2MarblesLost
Bronze Member
Wow! Dejavu! Mine is just started on therapy, so he is at the beginning. And it gets worse before it gets better? I got in here just recently, and I intend on learning as much as I can to help us. I was told somewhere that the reason he yells at me is because I am his 'safe place' where he can be himself. But between my menopause and his pissiness (lol) it's going to take a while! I'm so glad you guys shared this info-every little bit helps I think.I have PTSD myself and have been in 2 relationships with partners who had PTSD.
And yeah, being the designated asshole suuuucks.
And yah, it's hard to get your head around.
The "don't talk to me" thing and then when you don't, getting accused of "you didn't talk to me".

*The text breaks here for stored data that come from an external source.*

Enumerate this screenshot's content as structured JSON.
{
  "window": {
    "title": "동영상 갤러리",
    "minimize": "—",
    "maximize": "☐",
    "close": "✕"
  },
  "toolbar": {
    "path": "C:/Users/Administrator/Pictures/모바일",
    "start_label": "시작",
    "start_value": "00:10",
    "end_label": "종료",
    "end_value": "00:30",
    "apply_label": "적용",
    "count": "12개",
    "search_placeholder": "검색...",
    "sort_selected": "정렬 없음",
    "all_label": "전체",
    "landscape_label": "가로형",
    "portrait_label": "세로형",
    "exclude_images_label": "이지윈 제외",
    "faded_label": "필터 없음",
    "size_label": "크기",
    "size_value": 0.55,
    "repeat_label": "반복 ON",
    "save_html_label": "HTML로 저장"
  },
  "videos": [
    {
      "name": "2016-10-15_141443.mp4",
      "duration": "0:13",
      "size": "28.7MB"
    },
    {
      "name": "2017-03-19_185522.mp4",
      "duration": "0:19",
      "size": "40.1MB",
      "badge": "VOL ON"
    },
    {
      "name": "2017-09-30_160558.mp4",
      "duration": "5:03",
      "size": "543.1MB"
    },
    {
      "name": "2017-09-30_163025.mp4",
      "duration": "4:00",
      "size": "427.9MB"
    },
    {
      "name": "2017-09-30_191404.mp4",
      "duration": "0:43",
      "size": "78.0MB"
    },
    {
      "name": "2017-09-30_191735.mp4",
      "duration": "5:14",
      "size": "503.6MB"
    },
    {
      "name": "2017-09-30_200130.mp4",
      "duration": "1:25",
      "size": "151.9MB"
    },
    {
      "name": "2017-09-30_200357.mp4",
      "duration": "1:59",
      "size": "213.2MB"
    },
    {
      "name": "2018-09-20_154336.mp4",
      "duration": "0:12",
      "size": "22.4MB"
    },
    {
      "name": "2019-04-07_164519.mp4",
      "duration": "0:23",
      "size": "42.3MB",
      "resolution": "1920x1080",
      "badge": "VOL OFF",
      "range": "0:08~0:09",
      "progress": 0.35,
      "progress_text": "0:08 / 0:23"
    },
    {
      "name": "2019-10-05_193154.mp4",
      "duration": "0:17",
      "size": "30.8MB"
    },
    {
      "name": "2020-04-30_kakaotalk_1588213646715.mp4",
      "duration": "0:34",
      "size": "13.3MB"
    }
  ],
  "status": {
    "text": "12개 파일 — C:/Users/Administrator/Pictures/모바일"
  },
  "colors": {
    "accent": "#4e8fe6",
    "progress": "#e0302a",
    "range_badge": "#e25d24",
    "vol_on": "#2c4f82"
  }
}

Basically a no-win situation.
I ended up breaking up with both partners, cos they weren't taking responsibility for it and weren't doing therapy.
I'm patient, but I'm not thaaaaat patient.
For me, it always felt like a 3 year old having a tantrum.
My last ex actually had an expression for it, which I thought was very fitting!
He likened it to a kid having a tantrum and yelling "YOU'RE NOT MY REAL MOTHER AND THIS IS THE WORST BIRTHDAY EVER!!!"
Kinda sums it up quite neatly, I think.
Sorry I don't have any better advice...
Personally, I think unless the person takes charge of their tantrums, tries to get better (therapy), apologises for the tantrums, finds ways to reduce them... then for me it's just a deal-breaker.
Sure, I can put the person on "total ignore" and ingnore that they're behaving like an asshat.
But... why would I want to be in a relationship with someone I'm putting on "ignore" cos their behaviour sucks so much??
I don't get it.
But I'm sure there are *much* kinder and more patient people than me out there, who probly do cope with this stuff in a more compassionate way!
I tried finding books on ptsd in my local libraries, but this subject is surprisingly not around. Even though it's something that happens more often than not.